Tuesday, September 25, 2007

Voter ID laws: What's the big deal?

I was at the Marriott Hotel in Alpharetta, Georgia a few years back ordering a beer at the lobby bar. Upon being asked for proof of age, I produced my driver's license and with a smirk, said "I've been 21 twice now." The bartender smiled apologetically and explained that it was a local law, and every customer had to show proof of age regardless of how old he looked. I shrugged it off. No big deal.

Today the Supreme Court agreed to hear the case of Indiana's voter ID law, which requires anyone showing up to vote to present positive identification. The law has already been upheld by a federal judge and the 7th US Circuit Court of Appeals.

Now to me, a law requiring a prospective voter to show identification seems perfectly reasonable, in fact, I find it somewhat shocking that it's not a universal practice. I mean, c'mon...ensuring the integrity of our elections is just a tad more important than getting a beer in Alpharetta. But sadly the Democrats don't see it that way.
The state Democratic party and civil rights groups complained that the law unfairly targets poor and minority voters, without any evidence that in-person voter fraud exists in Indiana. The party argued that those voters tend to be Democrats.
The point isn't (or at least, shouldn't be) whether voter fraud exists in Indiana.
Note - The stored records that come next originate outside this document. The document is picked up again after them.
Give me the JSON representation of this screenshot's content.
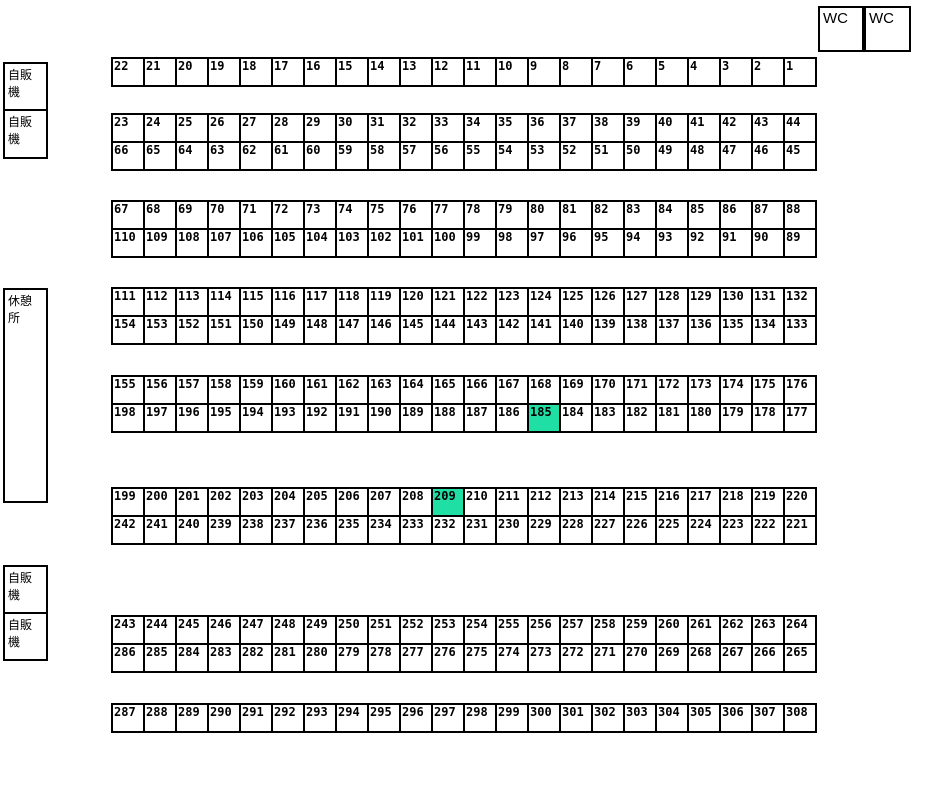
{
  "map": {
    "highlight_color": "#20DFA4",
    "highlighted_cells": [
      "185",
      "209"
    ],
    "facilities": {
      "wc_1": "WC",
      "wc_2": "WC",
      "vending_machine_1": "自販機",
      "vending_machine_2": "自販機",
      "rest_area": "休憩所",
      "vending_machine_3": "自販機",
      "vending_machine_4": "自販機"
    },
    "blocks": [
      {
        "rows": [
          [
            "22",
            "21",
            "20",
            "19",
            "18",
            "17",
            "16",
            "15",
            "14",
            "13",
            "12",
            "11",
            "10",
            "9",
            "8",
            "7",
            "6",
            "5",
            "4",
            "3",
            "2",
            "1"
          ]
        ]
      },
      {
        "rows": [
          [
            "23",
            "24",
            "25",
            "26",
            "27",
            "28",
            "29",
            "30",
            "31",
            "32",
            "33",
            "34",
            "35",
            "36",
            "37",
            "38",
            "39",
            "40",
            "41",
            "42",
            "43",
            "44"
          ],
          [
            "66",
            "65",
            "64",
            "63",
            "62",
            "61",
            "60",
            "59",
            "58",
            "57",
            "56",
            "55",
            "54",
            "53",
            "52",
            "51",
            "50",
            "49",
            "48",
            "47",
            "46",
            "45"
          ]
        ]
      },
      {
        "rows": [
          [
            "67",
            "68",
            "69",
            "70",
            "71",
            "72",
            "73",
            "74",
            "75",
            "76",
            "77",
            "78",
            "79",
            "80",
            "81",
            "82",
            "83",
            "84",
            "85",
            "86",
            "87",
            "88"
          ],
          [
            "110",
            "109",
            "108",
            "107",
            "106",
            "105",
            "104",
            "103",
            "102",
            "101",
            "100",
            "99",
            "98",
            "97",
            "96",
            "95",
            "94",
            "93",
            "92",
            "91",
            "90",
            "89"
          ]
        ]
      },
      {
        "rows": [
          [
            "111",
            "112",
            "113",
            "114",
            "115",
            "116",
            "117",
            "118",
            "119",
            "120",
            "121",
            "122",
            "123",
            "124",
            "125",
            "126",
            "127",
            "128",
            "129",
            "130",
            "131",
            "132"
          ],
          [
            "154",
            "153",
            "152",
            "151",
            "150",
            "149",
            "148",
            "147",
            "146",
            "145",
            "144",
            "143",
            "142",
            "141",
            "140",
            "139",
            "138",
            "137",
            "136",
            "135",
            "134",
            "133"
          ]
        ]
      },
      {
        "rows": [
          [
            "155",
            "156",
            "157",
            "158",
            "159",
            "160",
            "161",
            "162",
            "163",
            "164",
            "165",
            "166",
            "167",
            "168",
            "169",
            "170",
            "171",
            "172",
            "173",
            "174",
            "175",
            "176"
          ],
          [
            "198",
            "197",
            "196",
            "195",
            "194",
            "193",
            "192",
            "191",
            "190",
            "189",
            "188",
            "187",
            "186",
            "185",
            "184",
            "183",
            "182",
            "181",
            "180",
            "179",
            "178",
            "177"
          ]
        ]
      },
      {
        "rows": [
          [
            "199",
            "200",
            "201",
            "202",
            "203",
            "204",
            "205",
            "206",
            "207",
            "208",
            "209",
            "210",
            "211",
            "212",
            "213",
            "214",
            "215",
            "216",
            "217",
            "218",
            "219",
            "220"
          ],
          [
            "242",
            "241",
            "240",
            "239",
            "238",
            "237",
            "236",
            "235",
            "234",
            "233",
            "232",
            "231",
            "230",
            "229",
            "228",
            "227",
            "226",
            "225",
            "224",
            "223",
            "222",
            "221"
          ]
        ]
      },
      {
        "rows": [
          [
            "243",
            "244",
            "245",
            "246",
            "247",
            "248",
            "249",
            "250",
            "251",
            "252",
            "253",
            "254",
            "255",
            "256",
            "257",
            "258",
            "259",
            "260",
            "261",
            "262",
            "263",
            "264"
          ],
          [
            "286",
            "285",
            "284",
            "283",
            "282",
            "281",
            "280",
            "279",
            "278",
            "277",
            "276",
            "275",
            "274",
            "273",
            "272",
            "271",
            "270",
            "269",
            "268",
            "267",
            "266",
            "265"
          ]
        ]
      },
      {
        "rows": [
          [
            "287",
            "288",
            "289",
            "290",
            "291",
            "292",
            "293",
            "294",
            "295",
            "296",
            "297",
            "298",
            "299",
            "300",
            "301",
            "302",
            "303",
            "304",
            "305",
            "306",
            "307",
            "308"
          ]
        ]
      }
    ]
  }
}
The point is to make sure that it doesn't. But where's the evidence that poor and minority voters lack proper identification in such numbers that this is really a problem for them? Why is this seen as such an onerous burden on these groups that the requirement disenfranchises them in significant numbers?

This is like Russia's protests over the planned European missile defense system. If you don't plan on launching missiles against Europe, what's the big deal? Likewise with the Dems...if you don't plan on committing mass voter fraud by hauling a bunch of proxies to the polls, what's the big deal?

The Democrats doth protest too much, methinks.